C'est à un bel exercice de rétropédalage que vient de se livrer François Hollande sur la Syrie. Le 15 mars dernier à Bruxelles, le chef de l'Etat exhortait l'Union européenne à lever l'embargo sur les armes à l'opposition syrienne le plus rapidement possible.

En cas de refus de l'UE, "la France prendrait alors ses responsabilités." La France laissant même entendre, avec la Grande-Bretagne, que feu vert ou pas des 27, elle livrerait alors des armes aux insurgés.

Deux semaines plus tard, lors de son intervention sur France 2, François Hollande a fait machine arrière toute ! Il n'y aura pas de livraisons d'armes "tant que nous n'aurons pas la certitude qu'il y a aujourd'hui un contrôle total par l'opposition de la situation (...) Pour l'instant, nous ne l'avons pas." Et ce n'est pas près de changer vu le chaos qui règne entre groupes armés.

Que s'est-il donc passé ? D'abord, l'opinion française est contre une telle initiative à 61%, selon un récent sondage IFOP. Certains partenaires européens, comme l'Allemagne, sont très réticents. Washington n'est pas non plus très emballé à l'idée d'armer les rebelles.
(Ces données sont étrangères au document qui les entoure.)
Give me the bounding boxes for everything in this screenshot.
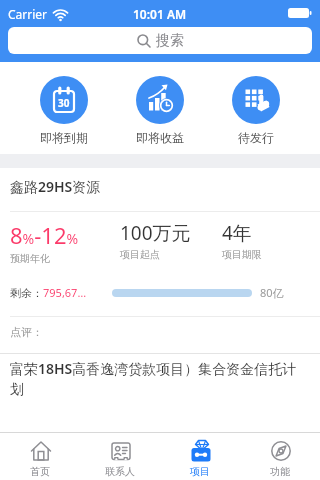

Cette volte-face de l'Elysée contribue en tout cas à brouiller la ligne diplomatique française. Pour les insurgés, la France promet beaucoup... mais finalement refuse de sauter l'obstacle. Pour le régime de Bachar Al-Assad, les tergiversations de Paris montrent l'embarras des Occidentaux dès qu'il s'agit de passer à l'acte. Paris perd dans les deux cas...
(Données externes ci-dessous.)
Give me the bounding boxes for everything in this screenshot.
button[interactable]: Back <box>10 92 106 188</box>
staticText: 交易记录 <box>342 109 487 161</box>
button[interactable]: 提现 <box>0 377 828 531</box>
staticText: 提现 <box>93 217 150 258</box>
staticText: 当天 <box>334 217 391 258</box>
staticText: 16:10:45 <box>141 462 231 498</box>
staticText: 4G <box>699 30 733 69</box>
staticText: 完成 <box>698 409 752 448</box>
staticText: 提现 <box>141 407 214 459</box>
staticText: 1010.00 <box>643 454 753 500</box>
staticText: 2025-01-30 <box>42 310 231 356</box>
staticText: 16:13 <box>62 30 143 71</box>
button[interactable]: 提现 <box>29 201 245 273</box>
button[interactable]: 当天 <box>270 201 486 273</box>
Récemment, un diplomate au Quai d'Orsay affirmait que "la France disposait d'une bonne cartographie des groupes armés, on sait qui fait quoi et où." François Hollande vient de dire le contraire. C'est ennuyeux au moment où l'opposition syrienne s'entredéchire. La diplomatie française a certainement besoin de moins de réthorique mais surtout de plus de clarté et de réalisme.